This surname WILLIE is of two-fold origin. Firstly it was a locational name from any of various places so called. Those in Cheshire, Hereford, Shropshire and Warwickshire are named from the Old English word 'wilig' literally meaning willow and 'leah' meaning wood. In Surrey the name meant one who dwelt near the pagan temple. It was was also a baptismal name 'the son of William' an ancient and still used font name. Early records of the name mention Thomas Wyly, listed in the Yorkshire Poll Tax of 1379 and Thomas Willy appears in County Lancashire in the year 1400. Most of the European surnames in countries such as England, Scotland and France were formed in the thirteenth and fourteenth centuries. The process had started somewhat earlier and had continued in some places into the 19th century, but the norm is that in the tenth and eleventh centuries people did not have surnames, whereas by the fifteenth century most of the population had acquired a second name.
The earliest hereditary surnames in England are found shortly after the Norman Conquest of 1066 and are of Norman French origin rather than native English.
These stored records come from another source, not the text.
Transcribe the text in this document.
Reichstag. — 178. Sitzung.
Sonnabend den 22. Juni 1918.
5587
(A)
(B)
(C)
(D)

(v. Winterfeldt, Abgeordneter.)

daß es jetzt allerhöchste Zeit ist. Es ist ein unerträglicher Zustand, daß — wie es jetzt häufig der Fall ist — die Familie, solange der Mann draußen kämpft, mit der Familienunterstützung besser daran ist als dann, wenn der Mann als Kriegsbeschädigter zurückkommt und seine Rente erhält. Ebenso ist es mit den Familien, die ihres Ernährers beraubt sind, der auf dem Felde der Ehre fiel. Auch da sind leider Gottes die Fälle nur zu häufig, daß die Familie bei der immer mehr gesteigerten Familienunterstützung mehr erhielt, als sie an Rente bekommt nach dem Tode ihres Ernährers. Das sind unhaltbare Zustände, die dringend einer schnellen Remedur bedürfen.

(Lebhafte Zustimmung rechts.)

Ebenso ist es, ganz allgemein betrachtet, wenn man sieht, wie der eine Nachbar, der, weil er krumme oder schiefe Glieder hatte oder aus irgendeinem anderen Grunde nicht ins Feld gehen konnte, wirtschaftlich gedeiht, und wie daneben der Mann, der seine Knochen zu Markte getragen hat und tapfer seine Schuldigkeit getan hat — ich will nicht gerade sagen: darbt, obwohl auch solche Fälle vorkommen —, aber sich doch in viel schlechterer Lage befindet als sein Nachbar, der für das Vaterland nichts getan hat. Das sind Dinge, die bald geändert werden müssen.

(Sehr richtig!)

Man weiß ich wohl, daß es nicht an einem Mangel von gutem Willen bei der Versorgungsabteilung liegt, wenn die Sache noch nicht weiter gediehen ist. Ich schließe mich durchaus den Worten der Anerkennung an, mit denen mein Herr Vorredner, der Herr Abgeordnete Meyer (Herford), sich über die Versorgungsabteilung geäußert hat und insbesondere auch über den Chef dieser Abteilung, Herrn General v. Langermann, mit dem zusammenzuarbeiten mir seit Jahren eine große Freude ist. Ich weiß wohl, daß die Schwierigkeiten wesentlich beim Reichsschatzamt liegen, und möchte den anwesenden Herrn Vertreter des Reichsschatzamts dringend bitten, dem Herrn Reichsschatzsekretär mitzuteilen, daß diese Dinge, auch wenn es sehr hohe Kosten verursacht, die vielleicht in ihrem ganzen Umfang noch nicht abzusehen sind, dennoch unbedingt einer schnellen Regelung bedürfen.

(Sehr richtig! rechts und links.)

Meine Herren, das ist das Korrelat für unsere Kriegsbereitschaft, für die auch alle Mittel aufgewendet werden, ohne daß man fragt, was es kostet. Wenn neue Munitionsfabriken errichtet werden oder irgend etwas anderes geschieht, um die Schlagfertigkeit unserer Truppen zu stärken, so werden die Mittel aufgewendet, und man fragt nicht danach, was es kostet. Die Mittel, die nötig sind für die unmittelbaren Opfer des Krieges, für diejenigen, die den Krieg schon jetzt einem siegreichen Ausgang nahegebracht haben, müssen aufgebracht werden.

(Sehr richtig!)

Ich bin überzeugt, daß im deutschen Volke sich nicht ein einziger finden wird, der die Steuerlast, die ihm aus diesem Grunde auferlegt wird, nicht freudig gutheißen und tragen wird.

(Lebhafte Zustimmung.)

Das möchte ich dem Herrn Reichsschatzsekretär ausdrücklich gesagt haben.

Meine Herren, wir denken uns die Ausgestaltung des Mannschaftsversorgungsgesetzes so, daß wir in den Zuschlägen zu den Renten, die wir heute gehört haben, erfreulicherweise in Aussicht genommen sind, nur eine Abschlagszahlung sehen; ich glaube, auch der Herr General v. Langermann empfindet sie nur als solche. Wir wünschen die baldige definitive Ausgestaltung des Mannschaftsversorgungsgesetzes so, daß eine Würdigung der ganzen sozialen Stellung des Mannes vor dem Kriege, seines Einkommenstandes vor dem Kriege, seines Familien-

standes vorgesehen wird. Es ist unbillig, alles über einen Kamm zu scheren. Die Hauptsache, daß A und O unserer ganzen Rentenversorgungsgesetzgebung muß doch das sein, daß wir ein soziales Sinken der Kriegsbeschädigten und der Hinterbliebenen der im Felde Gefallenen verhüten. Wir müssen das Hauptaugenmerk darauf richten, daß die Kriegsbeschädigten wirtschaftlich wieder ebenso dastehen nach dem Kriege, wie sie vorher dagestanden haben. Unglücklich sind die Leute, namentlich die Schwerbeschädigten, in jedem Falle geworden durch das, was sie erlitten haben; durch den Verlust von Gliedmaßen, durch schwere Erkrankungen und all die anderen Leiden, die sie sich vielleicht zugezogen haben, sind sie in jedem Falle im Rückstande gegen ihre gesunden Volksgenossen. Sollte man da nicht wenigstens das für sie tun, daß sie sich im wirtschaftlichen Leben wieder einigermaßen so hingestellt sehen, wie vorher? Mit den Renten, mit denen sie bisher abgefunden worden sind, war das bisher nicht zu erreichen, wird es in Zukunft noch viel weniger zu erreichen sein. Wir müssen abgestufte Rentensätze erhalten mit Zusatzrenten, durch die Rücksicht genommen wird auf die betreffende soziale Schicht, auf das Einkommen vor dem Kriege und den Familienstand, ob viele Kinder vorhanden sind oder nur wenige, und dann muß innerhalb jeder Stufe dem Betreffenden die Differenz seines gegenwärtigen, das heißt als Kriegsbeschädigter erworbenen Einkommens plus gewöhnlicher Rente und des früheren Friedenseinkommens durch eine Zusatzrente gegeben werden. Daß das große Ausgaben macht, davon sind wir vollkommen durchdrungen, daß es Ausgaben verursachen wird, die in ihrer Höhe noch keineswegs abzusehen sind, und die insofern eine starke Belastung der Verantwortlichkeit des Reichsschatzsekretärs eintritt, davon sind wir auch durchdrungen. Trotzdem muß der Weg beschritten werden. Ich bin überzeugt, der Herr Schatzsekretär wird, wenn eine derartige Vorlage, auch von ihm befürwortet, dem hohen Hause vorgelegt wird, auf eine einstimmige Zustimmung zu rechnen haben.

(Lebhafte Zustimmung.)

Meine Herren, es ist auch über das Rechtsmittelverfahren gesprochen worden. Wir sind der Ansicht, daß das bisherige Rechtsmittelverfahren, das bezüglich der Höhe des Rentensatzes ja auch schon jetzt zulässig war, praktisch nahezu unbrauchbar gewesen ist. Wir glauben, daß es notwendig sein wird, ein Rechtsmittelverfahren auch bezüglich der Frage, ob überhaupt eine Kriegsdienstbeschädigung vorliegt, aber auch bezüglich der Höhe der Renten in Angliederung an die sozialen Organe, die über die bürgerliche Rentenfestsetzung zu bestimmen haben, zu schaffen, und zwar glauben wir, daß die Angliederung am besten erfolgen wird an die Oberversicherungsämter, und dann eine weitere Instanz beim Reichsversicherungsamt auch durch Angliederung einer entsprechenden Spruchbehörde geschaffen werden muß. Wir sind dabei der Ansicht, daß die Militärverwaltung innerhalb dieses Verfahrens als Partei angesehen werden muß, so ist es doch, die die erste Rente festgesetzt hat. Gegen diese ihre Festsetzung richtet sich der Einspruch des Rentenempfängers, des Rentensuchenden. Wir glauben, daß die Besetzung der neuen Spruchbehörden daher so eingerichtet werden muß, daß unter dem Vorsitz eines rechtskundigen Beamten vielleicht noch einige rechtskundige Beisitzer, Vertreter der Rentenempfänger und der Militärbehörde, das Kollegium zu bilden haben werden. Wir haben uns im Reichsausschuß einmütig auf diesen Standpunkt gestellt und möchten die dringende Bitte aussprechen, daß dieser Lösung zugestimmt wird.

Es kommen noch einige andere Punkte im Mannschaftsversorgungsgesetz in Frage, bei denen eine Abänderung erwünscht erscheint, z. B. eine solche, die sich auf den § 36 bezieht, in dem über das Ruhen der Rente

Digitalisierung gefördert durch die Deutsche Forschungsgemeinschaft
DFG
On the arrival of the Normans they identified themselves by references to the estates from which they came in northern France. These names moved rapidly on with their bearers into Scotland and Ireland. Others of the Norman Invaders took names from the estates in England which they had newly acquired.
Later instances of the name include Mary Willy who was baptised at St. Peter, Cornhill, London in the year 1568 and
Thomas Wlliams and Elizabeth Willey were married at Westminster, London in 1614.
The associated arms are recorded in Sir Bernard Burkes General Armory. Ulster King of Arms in 1884.
Registered at Houghton, Co. Northumberland. Granted in 1615.